Qu’est-ce que le précompte ? Le précompte et la dispense de précompte sont des conséquences très concrètes de la déclaration sociale des revenus tirés de l’activité de l’artiste-auteur.

Lorsque l’auteur et l’autrice déclarent leurs revenus en bénéfices non commerciaux, ils sont dispensés de précompte.
Pour en attester auprès de leurs diffuseurs, ils seront munis d’un certificat administratif qu’il conviendra alors de présenter aux clients. Les diffuseurs devront procéder au calcul de leurs cotisations “diffuseurs” et s’en acquitter auprès de l’Urssaf compétent.
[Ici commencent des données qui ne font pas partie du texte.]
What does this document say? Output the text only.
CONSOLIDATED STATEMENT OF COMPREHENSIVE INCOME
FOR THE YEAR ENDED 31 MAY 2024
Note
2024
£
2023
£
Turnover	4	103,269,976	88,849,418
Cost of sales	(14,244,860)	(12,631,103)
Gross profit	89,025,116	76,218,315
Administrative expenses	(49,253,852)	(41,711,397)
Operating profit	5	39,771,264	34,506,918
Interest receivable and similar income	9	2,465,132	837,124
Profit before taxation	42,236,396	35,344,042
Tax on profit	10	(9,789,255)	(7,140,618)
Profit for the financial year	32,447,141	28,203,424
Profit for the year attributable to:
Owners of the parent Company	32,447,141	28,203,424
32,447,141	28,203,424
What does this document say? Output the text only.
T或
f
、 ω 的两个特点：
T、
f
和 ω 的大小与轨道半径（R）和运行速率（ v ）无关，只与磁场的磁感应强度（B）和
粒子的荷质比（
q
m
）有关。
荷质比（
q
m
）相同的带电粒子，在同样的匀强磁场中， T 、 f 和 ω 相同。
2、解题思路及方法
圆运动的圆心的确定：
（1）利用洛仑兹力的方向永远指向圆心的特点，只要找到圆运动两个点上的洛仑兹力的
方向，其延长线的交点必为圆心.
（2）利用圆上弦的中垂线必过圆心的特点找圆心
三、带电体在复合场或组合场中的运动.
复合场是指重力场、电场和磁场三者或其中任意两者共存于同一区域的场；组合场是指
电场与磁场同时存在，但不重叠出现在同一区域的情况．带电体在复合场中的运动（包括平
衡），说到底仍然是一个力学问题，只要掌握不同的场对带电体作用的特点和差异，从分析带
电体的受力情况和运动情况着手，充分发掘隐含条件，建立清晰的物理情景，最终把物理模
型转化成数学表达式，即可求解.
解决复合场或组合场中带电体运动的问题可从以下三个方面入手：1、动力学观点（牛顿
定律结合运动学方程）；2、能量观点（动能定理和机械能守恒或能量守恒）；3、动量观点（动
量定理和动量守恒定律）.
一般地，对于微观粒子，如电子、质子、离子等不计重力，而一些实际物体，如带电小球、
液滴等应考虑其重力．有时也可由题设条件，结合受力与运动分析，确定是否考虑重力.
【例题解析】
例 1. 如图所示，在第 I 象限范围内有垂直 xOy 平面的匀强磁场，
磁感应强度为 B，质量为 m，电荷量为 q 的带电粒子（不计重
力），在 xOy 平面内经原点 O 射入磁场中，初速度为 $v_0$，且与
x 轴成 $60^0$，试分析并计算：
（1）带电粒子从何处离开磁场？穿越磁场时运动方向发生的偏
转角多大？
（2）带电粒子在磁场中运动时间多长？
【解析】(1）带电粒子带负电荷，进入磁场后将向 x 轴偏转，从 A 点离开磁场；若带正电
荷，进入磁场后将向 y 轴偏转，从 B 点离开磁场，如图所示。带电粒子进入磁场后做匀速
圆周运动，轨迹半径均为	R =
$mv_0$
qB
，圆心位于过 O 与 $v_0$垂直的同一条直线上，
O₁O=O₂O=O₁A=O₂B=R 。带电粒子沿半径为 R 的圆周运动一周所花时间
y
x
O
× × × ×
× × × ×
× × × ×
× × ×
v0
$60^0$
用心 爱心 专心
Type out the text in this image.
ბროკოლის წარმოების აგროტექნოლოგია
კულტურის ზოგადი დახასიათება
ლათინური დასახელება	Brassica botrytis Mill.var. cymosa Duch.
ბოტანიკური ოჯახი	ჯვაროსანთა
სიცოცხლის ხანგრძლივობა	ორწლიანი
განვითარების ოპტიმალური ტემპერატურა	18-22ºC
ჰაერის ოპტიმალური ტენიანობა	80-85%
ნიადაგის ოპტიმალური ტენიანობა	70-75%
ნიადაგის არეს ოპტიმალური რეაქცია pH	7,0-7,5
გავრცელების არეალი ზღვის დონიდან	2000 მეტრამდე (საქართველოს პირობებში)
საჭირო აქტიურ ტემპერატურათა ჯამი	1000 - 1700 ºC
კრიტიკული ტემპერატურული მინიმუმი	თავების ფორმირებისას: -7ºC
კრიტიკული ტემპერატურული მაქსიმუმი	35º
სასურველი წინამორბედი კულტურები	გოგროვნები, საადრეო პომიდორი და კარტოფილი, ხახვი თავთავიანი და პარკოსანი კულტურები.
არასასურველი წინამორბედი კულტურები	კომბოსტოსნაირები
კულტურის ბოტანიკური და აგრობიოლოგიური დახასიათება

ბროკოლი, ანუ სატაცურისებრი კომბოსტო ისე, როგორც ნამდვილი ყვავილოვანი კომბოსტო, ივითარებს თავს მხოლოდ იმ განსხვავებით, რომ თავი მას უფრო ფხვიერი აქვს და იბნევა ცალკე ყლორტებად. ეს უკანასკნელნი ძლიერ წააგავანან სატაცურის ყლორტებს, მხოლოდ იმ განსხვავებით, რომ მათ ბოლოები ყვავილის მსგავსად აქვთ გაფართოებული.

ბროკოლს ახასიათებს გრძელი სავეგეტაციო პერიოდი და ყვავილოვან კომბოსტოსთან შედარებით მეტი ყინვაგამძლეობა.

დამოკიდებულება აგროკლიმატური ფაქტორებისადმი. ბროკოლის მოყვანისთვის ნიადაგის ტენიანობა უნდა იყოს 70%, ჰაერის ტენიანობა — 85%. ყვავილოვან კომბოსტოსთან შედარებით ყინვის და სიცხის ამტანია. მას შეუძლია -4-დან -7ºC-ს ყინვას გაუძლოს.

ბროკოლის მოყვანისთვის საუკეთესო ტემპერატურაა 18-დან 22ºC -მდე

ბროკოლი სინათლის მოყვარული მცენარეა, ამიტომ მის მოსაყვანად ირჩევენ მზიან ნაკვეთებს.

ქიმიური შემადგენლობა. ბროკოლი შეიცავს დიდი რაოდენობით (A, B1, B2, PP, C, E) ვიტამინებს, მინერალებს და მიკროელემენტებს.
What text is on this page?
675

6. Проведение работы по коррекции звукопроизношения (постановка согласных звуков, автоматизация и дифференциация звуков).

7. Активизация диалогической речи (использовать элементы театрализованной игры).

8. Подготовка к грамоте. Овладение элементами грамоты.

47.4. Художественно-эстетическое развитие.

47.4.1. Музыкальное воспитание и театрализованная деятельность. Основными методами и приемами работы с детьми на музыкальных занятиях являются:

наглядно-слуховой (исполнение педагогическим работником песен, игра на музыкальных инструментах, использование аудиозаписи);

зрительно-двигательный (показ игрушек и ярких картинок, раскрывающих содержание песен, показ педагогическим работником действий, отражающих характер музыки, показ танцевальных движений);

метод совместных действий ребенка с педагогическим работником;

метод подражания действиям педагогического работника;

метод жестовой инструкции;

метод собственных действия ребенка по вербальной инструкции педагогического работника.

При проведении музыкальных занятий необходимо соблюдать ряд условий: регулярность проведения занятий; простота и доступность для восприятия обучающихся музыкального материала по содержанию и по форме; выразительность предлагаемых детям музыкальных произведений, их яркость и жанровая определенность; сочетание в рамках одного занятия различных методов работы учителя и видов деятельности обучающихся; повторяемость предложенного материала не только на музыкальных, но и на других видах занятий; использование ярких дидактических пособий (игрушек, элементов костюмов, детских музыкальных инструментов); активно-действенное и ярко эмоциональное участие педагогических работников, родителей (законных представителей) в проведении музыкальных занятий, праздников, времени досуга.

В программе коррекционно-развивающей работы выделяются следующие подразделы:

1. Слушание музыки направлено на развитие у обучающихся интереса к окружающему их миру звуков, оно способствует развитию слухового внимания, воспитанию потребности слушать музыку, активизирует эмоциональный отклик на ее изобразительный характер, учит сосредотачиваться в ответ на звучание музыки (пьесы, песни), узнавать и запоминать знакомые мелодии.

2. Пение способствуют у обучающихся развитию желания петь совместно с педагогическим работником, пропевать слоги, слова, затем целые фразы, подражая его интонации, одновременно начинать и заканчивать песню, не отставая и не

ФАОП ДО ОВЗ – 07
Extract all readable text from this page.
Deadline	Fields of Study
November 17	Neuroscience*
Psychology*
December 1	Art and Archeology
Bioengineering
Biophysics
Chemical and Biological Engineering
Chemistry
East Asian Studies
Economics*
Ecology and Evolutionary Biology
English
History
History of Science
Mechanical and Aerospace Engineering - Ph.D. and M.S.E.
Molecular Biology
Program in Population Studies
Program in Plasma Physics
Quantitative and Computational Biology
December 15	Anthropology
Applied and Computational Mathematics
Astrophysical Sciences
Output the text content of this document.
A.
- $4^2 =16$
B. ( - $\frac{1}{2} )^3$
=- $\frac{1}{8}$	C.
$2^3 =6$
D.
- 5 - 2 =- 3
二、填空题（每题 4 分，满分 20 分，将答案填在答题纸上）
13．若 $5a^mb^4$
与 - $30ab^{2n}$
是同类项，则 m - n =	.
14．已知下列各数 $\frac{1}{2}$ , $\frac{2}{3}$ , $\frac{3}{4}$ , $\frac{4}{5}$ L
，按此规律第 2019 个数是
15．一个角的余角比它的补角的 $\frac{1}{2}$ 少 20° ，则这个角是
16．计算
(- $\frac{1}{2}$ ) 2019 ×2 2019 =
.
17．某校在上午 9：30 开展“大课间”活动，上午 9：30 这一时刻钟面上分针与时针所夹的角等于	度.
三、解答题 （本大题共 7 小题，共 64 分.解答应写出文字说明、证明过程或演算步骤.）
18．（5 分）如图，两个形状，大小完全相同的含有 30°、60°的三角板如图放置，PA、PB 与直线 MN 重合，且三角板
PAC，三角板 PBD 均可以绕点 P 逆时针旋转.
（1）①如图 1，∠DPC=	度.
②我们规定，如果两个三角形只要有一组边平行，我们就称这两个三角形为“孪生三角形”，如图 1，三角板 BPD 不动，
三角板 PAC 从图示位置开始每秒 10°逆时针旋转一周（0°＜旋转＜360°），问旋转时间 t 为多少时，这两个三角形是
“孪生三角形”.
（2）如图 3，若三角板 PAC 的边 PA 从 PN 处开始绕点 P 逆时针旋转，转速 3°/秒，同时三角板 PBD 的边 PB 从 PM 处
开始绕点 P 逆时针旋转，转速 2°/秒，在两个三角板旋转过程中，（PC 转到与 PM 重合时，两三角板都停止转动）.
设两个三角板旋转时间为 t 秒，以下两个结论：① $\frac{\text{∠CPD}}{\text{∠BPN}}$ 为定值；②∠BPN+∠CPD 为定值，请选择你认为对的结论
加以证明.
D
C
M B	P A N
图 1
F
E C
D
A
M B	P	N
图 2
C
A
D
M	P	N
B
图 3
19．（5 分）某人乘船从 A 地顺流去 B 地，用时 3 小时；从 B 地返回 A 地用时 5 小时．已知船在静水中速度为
Lorsque les auteurs et autrices déclarent fiscalement leurs revenus en traitements et salaires, les tiers qui les paient (diffuseurs ou exploitants) précomptent les cotisations sociales et les reversent directement à l’Urssaf.
Autrement dit, au moment de rémunérer les auteurs et autrices, les diffuseurs de leurs œuvres auront à calculer le coût social de la rémunération versée à l’auteur. Ils détermineront alors la part “auteur” et la part “diffuseur” et procéderont au paiement des sommes auprès de l’Urssaf. Selon un arrêté, lorsque le diffuseur précompte, il “remet” à l’artiste-auteur un certificat de précompte et il en “conserve” un double. Mais, la règle est peu respectée en pratique !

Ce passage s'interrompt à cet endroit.